Jornalistas a serviço do golpe

Evidentemente que não foram apenas as empresas de Comunicação que colaboraram para difamar o PT e o ex-presidente Lula. Também fazem parte do circo de horrores jornalistas que descumpriram o principal papel do exercício da profissão que é procurar agir com isenção e ao menos tentar ouvir os dois lados, o que de fato jamais existiu na mídia brasileira nos últimos anos. Todos sabem que profissionais que não agiram de acordo com as cartilha das empresas foram sumariamente afastados, como se houvesse uma espécie de macartismo nas redações. Guardadas sempre honrosas exceções, sobraram poucos dentro delas que não estivessem minimamente alinhados com o pensamento dos poderosos empresários da imprensa, em geral, porta-vozes do poder econômico e de posições ultra conservadoras.
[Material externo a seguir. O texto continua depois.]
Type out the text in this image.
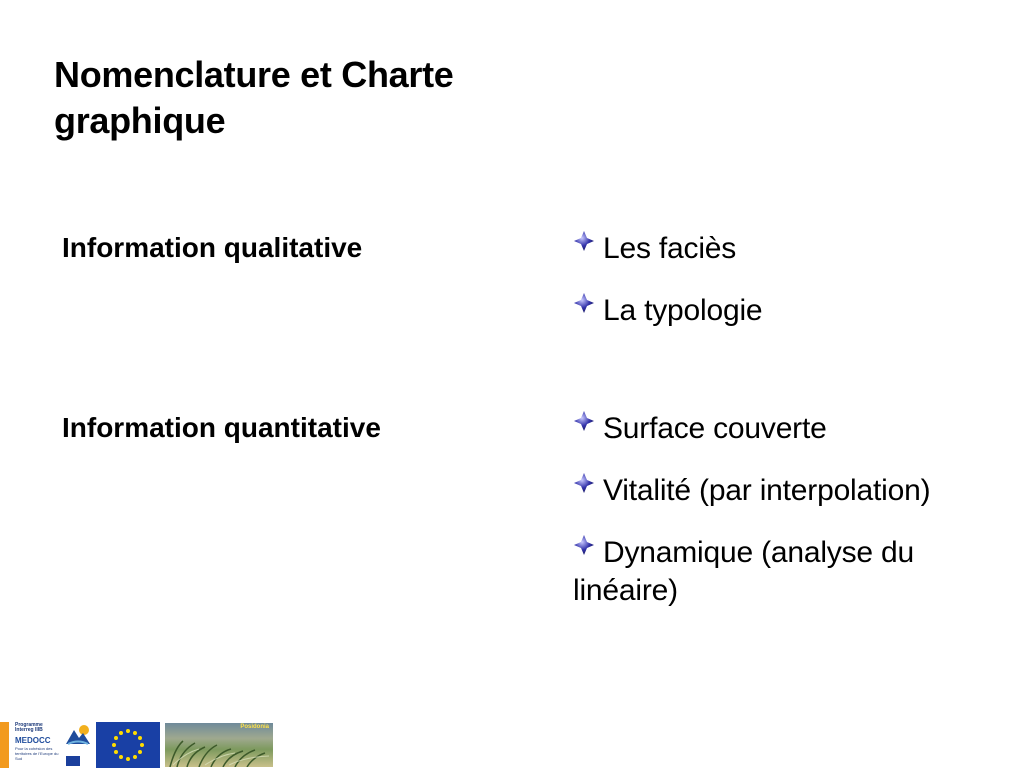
Nomenclature et Charte graphique
Information qualitative	Les faciès
La typologie
Information quantitative	Surface couverte
Vitalité (par interpolation)
Dynamique (analyse du linéaire)
Programme
Interreg IIIB
MEDOCC
Pour la cohésion des territoires de l'Europe du Sud
Posidonia
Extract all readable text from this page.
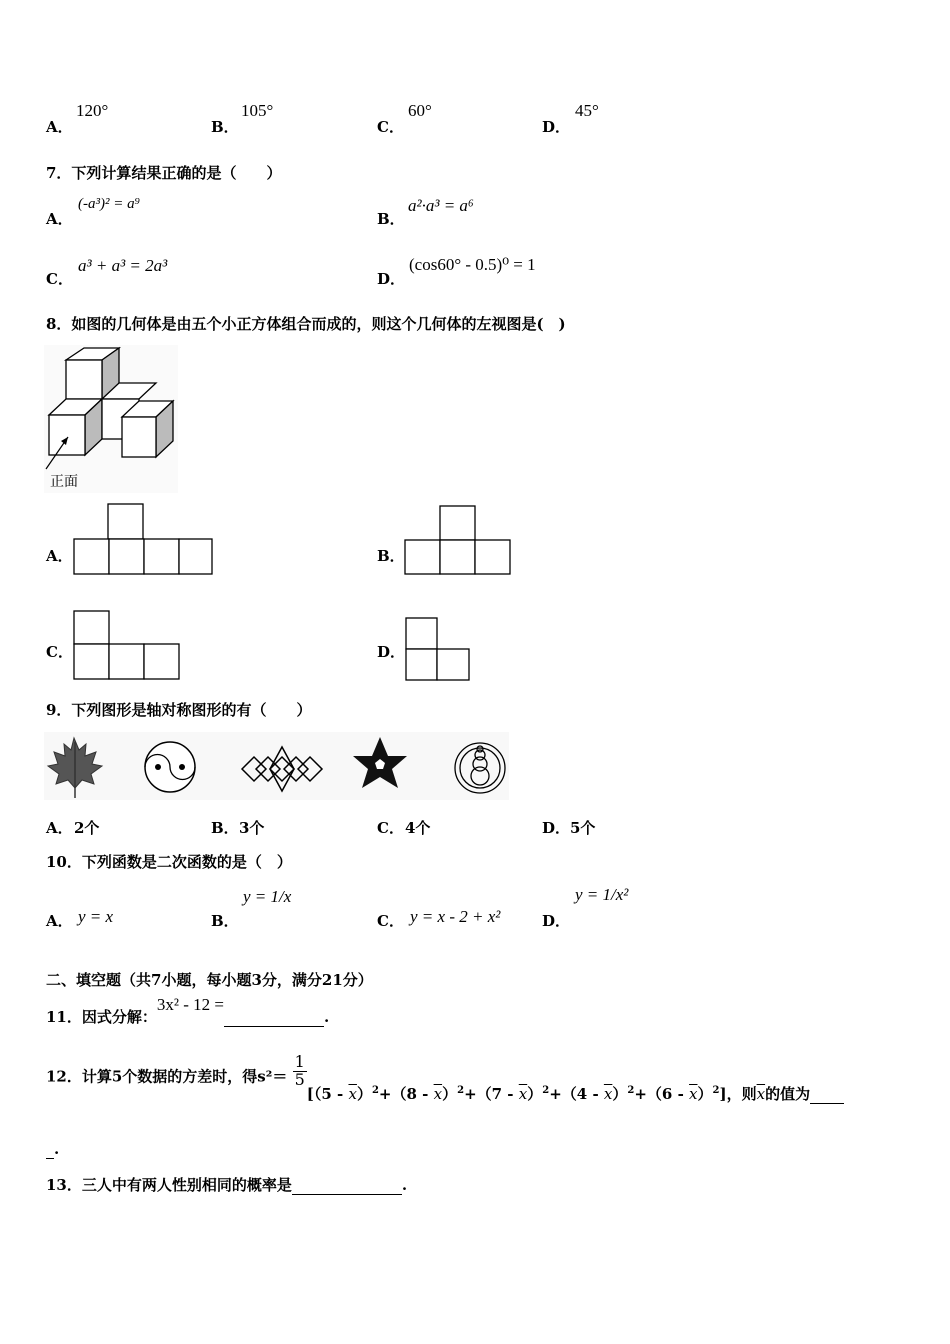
A．
120°
B．
105°
C．
60°
D．
45°
7．下列计算结果正确的是（　　）
A．
(-a³)² = a⁹
B．
a²·a³ = a⁶
C．
a³ + a³ = 2a³
D．
(cos60° - 0.5)⁰ = 1
8．如图的几何体是由五个小正方体组合而成的，则这个几何体的左视图是(　)
正面
A．	B．
C．	D．
9．下列图形是轴对称图形的有（　　）
A． 2个	B． 3个	C． 4个	D． 5个
10．下列函数是二次函数的是（　）
A． y = x	B．
y = 1/x
C． y = x - 2 + x²	D．
y = 1/x²
二、填空题（共7小题，每小题3分，满分21分）
11．因式分解：3x² - 12 = .
12．计算5个数据的方差时，得$s^2= \frac{1}{5}$
$[(5 - \overline{x})^2+(8 - \overline{x})^2+(7 - \overline{x})^2+(4 - \overline{x})^2+(6 - \overline{x})^2]$，则$\overline{x}$的值为
.
13．三人中有两人性别相同的概率是	.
Poderia citar neste texto uma centena deles, que não tiveram nenhum escrúpulo em ter lado (o do patrão) e ajudar a golpear a sempre frágil democracia brasileira. Com certeza, tinham a consciência do que estavam fazendo e agiram dentro das redações como militantes políticos de direita, como se esta posição já não bastasse aos empresários da Comunicação, a família Marinho (Globo), a família Saad (Bandeirantes), Abravanel (SBT), Macedo (Record), e Frias (Folha de S.Paulo), Mesquita (Estadão) e Civita, ex-Abril (Veja), esta última uma terra sem dono.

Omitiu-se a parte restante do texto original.